BGH, Beschluss vom 1. März 2016 - VIII ZB 88/15 - LG Berlin
AG Berlin-Tempelhof-Kreuzberg
ECLI:DE:BGH:2016:010316BVIIIZB88.15.0
-2-
Der VIII. Zivilsenat des Bundesgerichtshofs hat am 1. März 2016 durch die
Vorsitzende Richterin Dr. Milger, die Richter Dr. Achilles und Dr. Schneider, die
Richterin Dr. Fetzer und den Richter Dr. Bünger
beschlossen:
Auf die Rechtsbeschwerde des Klägers wird der Beschluss der
Zivilkammer 57 des Landgerichts Berlin vom 2. November 2015
aufgehoben.
Die Sache wird zur erneuten Entscheidung, auch über die Kosten
des Rechtsbeschwerdeverfahrens, an das Berufungsgericht zurückverwiesen.

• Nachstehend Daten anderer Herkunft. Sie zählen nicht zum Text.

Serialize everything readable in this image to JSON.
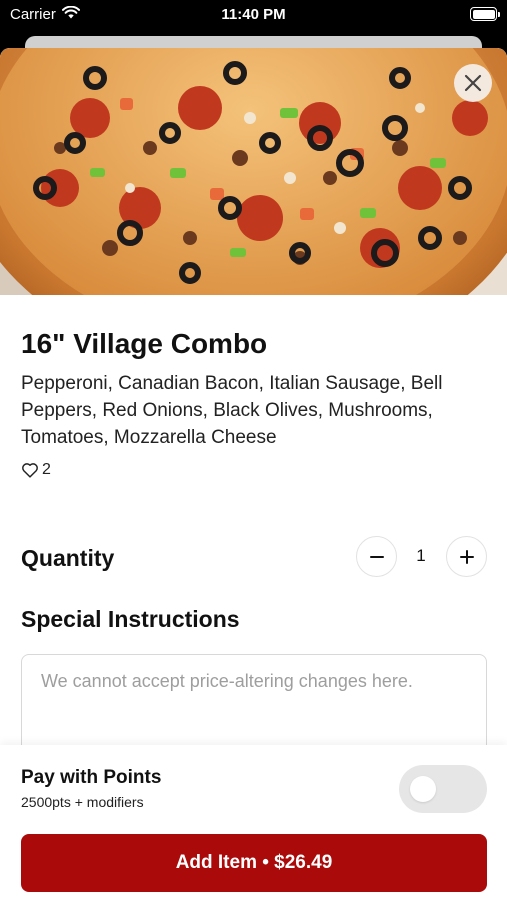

Gerichtskosten für das Rechtsbeschwerdeverfahren werden nicht
erhoben.
Wert des Beschwerdeverfahrens: Wertstufe bis 500 €.
Gründe:
I.
1
Die Parteien streiten um den Bestand von Ansprüchen aus einem
Stromlieferungsvertrag sowie die Rückgewähr von Überzahlungen. Das Amtsgericht, das den Streitwert auf insgesamt 531,07 € festgesetzt hat, hat die Klage abgewiesen. In den Gründen seiner Entscheidung hat es vor der erteilten
Rechtsmittelbelehrung ausgeführt:
-3-
"Die Berufung ist zuzulassen, weil die Rechtssache grundsätzliche Bedeutung besitzt bzw. die Sicherung einer einheitlichen Rechtsprechung
eine Entscheidung des Berufungsgerichts erfordert, § 511 Abs. 4 Nr. 1
ZPO."
2
Die hiergegen vom Kläger form- und fristgerecht eingelegte Berufung hat
das Berufungsgericht unter Festsetzung eines Streitwerts für die Berufungsinstanz auf bis zu 500 € als unzulässig verworfen, weil der Wert des Beschwerdegegenstandes 600 € nicht übersteigt. Hiergegen wendet sich der Kläger mit
seiner Rechtsbeschwerde.
II.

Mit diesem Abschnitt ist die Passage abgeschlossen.